Qi Zai, at Shaanxi Rare Wildlife Rescue, Breeding and Research Center in Zhouzhi county, is the only captive white-brown giant panda in the world. Photo by Wang Lei / For China Daily |
A panda named Dan Dan was the first of its kind found on March 28, 1985 in Foping reserve and was sent to Xi'an Zoo in Xi'an, capital of Shaanxi province on May 8, 1985, as there was no proper rescue center then.
The female Dan Dan gave birth three times from 1986 to 1989 and the baby pandas all had white-black coats.
According to Lu Guoyou, a villager in Daguping village in Foping reserve and the first person to see Dan Dan in the wild, he found the panda by accident and noticed that it was very weak because of illness.
Panda expert, professor Pan Wenshi from Peking University, was studying in the reserve then and so Lu reported the sighting to him.
Pan and his students went to the spot where the panda stayed and initially thought the brown color on the panda was dirt and soil. But they realized later that the panda had brown fur. "The panda was so beautiful with a pair of brown eyes and brown lips," Lu says.
The professor and his students treated the ill panda and then sent it to the reserve administrative bureau.
Dan Dan died of cancer on Sept 7, 2000 in the zoo and was made into an animal specimen and placed at the entrance of the herbarium in Foping reserve.
An old hunter living in the reserve areas says that he used to see a brown panda as early as 1954 in the mountains. But some experts did not think the brown panda was an independent population. Some think that the brown fur of the panda likely indicated its ancestry.
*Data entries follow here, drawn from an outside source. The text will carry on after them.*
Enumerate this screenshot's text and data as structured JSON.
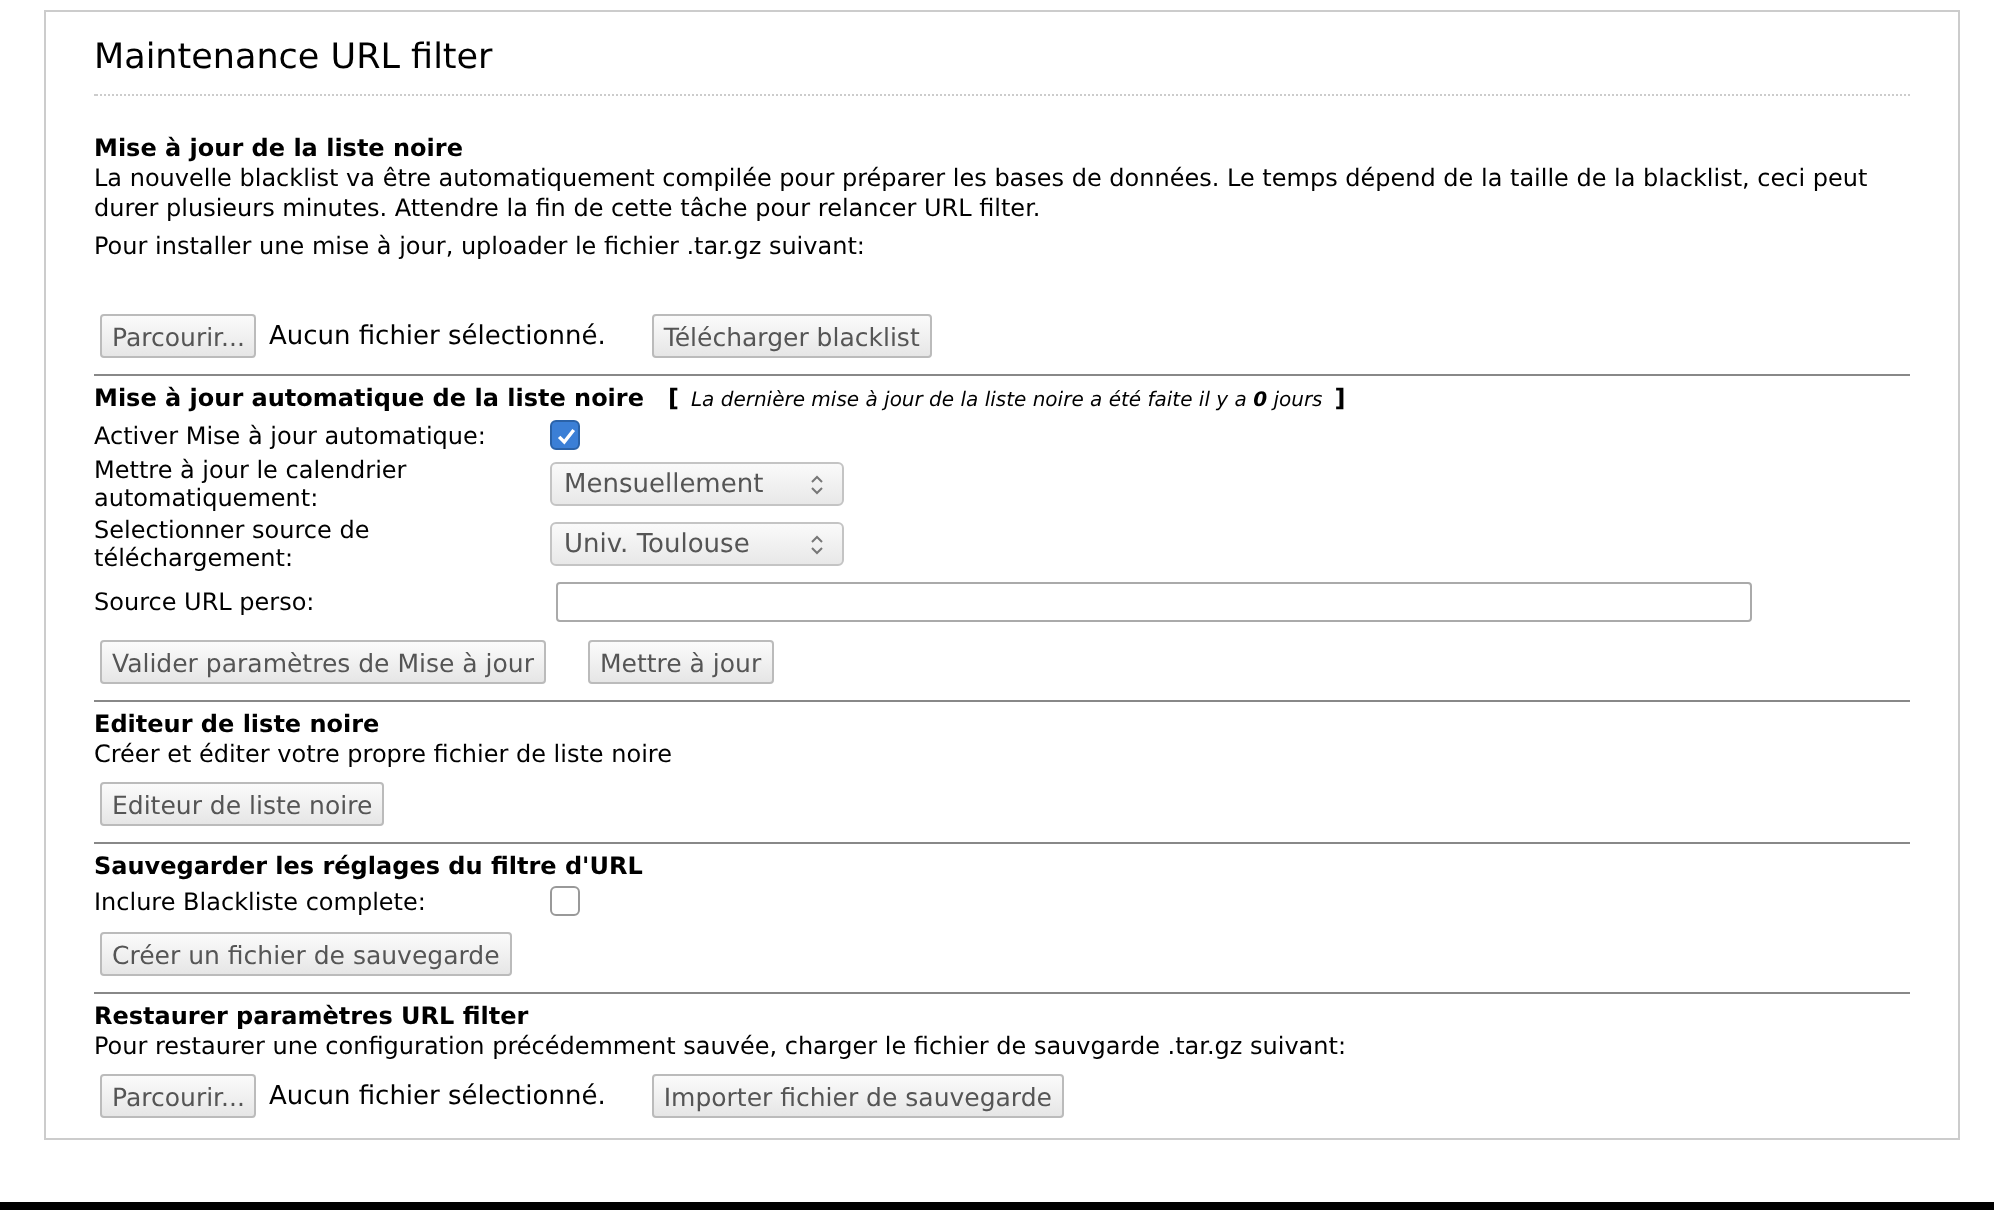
{
  "title": "Maintenance URL filter",
  "sections": [
    {
      "heading": "Mise à jour de la liste noire",
      "paragraphs": [
        "La nouvelle blacklist va être automatiquement compilée pour préparer les bases de données. Le temps dépend de la taille de la blacklist, ceci peut durer plusieurs minutes. Attendre la fin de cette tâche pour relancer URL filter.",
        "Pour installer une mise à jour, uploader le fichier .tar.gz suivant:"
      ],
      "actions": [
        {
          "kind": "file",
          "button": "Parcourir...",
          "status": "Aucun fichier sélectionné."
        },
        {
          "kind": "button",
          "label": "Télécharger blacklist"
        }
      ]
    },
    {
      "heading": "Mise à jour automatique de la liste noire",
      "note": {
        "open": "[",
        "text": "La dernière mise à jour de la liste noire a été faite il y a **0** jours",
        "close": "]"
      },
      "fields": [
        {
          "kind": "checkbox",
          "label": "Activer Mise à jour automatique:",
          "checked": true
        },
        {
          "kind": "select",
          "label": "Mettre à jour le calendrier automatiquement:",
          "value": "Mensuellement"
        },
        {
          "kind": "select",
          "label": "Selectionner source de téléchargement:",
          "value": "Univ. Toulouse"
        },
        {
          "kind": "text",
          "label": "Source URL perso:"
        }
      ],
      "actions": [
        {
          "kind": "button",
          "label": "Valider paramètres de Mise à jour"
        },
        {
          "kind": "button",
          "label": "Mettre à jour"
        }
      ]
    },
    {
      "heading": "Editeur de liste noire",
      "paragraphs": [
        "Créer et éditer votre propre fichier de liste noire"
      ],
      "actions": [
        {
          "kind": "button",
          "label": "Editeur de liste noire"
        }
      ]
    },
    {
      "heading": "Sauvegarder les réglages du filtre d'URL",
      "fields": [
        {
          "kind": "checkbox",
          "label": "Inclure Blackliste complete:",
          "checked": false
        }
      ],
      "actions": [
        {
          "kind": "button",
          "label": "Créer un fichier de sauvegarde"
        }
      ]
    },
    {
      "heading": "Restaurer paramètres URL filter",
      "paragraphs": [
        "Pour restaurer une configuration précédemment sauvée, charger le fichier de sauvgarde .tar.gz suivant:"
      ],
      "actions": [
        {
          "kind": "file",
          "button": "Parcourir...",
          "status": "Aucun fichier sélectionné."
        },
        {
          "kind": "button",
          "label": "Importer fichier de sauvegarde"
        }
      ]
    }
  ]
}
Other experts opined that the brown panda might be the result of inbreeding, as the panda population in the Qinling Mountains is small and isolated with an estimated figure of between 200 and 300.
Pan Wenshi raised a possibility that the brown fur of the pandas in the Qinling Mountains might have some links with the area's unique geographical and climatic conditions. The soil and water in the area might influence the hair pigments of the pandas.
Fang Shengguo, animal researcher with Zhejiang University, provided another hypothesis that the brown fur was caused by a kind of recessive gene in the pandas.
The gene for black fur of the pandas is dominant which made most of the pandas white and black, and to have brown fur, the recessive gene of brown fur must be carried by both father and mother pandas.
But the probability of carrying the recessive gene by both father and mother was very small, Fang says.
Liang Qihui supports Fang's hypothesis and considers the brown fur on the pandas as the result of the recessive genes combination.
He says further studies are necessary to have a conclusive answer on the mystery of brown giant pandas.
Based on the discovery of brown-fur pandas and the differences in bone structure between the pandas in the Qinling area and those in Sichuan province, scientists announced in 2005 that pandas in the Qinling Mountains belong to a unique subspecies, which have a relatively small skull and larger molars.